The one thing he refuses to discuss is the cause of the crash in Lac-Mégantic. "You hear a lot of things, but until the investigation is done, it's only rumours," he says.

Today the engineer is linking up tankers full of clay slurry and sulphuric acid to go eventually to an Irving pulp-and-paper mill in New Brunswick. He's using one of MM&A's remote control locomotives, and it is exhausting, repetitive work on a 30-degree day.

A 10-pound, grey, metal remote-control box hangs from his reflective safety vest. Using knobs marked "brakes" and "throttle" and switches for the bell and the horn, along with about a dozen other controls, the engineer repeats the same routine for four hours, hitching cars together, checking the hitches and brakes, and moving trains from track to track.

He likes the remote control for yard work like this, he says, but it's not ideal. "It's not as good as a second set of hands. It would be best to have both." That's even more true for work on the main lines.

The engineer points a mile down the track, to the port at the estuary of the Penobscot River. "That's the end of the line. You go off the end of that track, you're going in the ocean."

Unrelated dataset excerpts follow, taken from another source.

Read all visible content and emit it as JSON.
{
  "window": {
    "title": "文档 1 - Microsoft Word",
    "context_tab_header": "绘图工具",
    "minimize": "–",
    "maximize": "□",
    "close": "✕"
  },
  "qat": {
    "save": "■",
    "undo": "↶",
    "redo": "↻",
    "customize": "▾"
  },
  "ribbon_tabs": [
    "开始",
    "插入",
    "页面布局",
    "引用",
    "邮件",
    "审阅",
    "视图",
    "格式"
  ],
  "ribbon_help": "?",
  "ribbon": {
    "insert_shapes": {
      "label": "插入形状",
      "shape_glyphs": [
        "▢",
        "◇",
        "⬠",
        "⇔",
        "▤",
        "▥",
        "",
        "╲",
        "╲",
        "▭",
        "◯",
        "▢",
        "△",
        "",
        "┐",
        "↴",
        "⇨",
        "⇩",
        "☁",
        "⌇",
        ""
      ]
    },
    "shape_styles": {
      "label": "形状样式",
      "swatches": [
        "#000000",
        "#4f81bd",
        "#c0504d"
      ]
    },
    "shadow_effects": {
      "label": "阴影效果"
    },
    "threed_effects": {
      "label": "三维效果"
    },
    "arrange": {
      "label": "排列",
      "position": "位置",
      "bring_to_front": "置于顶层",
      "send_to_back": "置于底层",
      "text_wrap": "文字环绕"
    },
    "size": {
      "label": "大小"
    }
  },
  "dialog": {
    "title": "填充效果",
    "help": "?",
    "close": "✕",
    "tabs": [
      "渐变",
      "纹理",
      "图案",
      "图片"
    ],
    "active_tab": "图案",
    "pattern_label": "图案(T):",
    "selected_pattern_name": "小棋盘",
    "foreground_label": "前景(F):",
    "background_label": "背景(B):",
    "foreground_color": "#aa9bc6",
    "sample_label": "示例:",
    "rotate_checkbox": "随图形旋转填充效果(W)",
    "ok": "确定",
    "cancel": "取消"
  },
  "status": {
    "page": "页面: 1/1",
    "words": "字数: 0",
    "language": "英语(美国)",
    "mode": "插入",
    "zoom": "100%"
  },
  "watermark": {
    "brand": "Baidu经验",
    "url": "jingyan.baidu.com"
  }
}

It's a busy little port, but most of the action is boat traffic from the Irving refinery in Saint John coming in to a depot that sends fuel out to the region by road on semi-tankers. One or two cargo ships appear every month carrying road salt, gypsum and windmill parts. Most of that goes out by road, too.

"The clay is pretty much the only thing going out of here by rail," the engineer says.

He comes from three generations of railroad men who mostly worked on the BAR. "I knew what I was getting into," he says.

Mr. Booth, the Quebec railway historian, describes many of the early railroads as redundant, with ill-conceived and poorly funded lines thrown together under intense competition and fiscal mismanagement.

Companies such as BAR and CPR scooped up most of the lines that didn't die and went on to dominate the region for a century.

Since it all blew apart in the 1990s, small companies have come and gone, and the Quebec and Maine governments have at times intervened to rescue rail.

Some combination of government and private enterprise may still back a future for these rails. The engineer says he hopes Irving, which has quietly expanded railway operations in recent years, will step up and take over the rest. But he admits it will be a tough sell in the wake of Lac-Mégantic: "I can't even guess what is going to happen."

More than 130 years after the tracks first were laid, the railways are again at a fork, with no guarantee of a branch line ahead.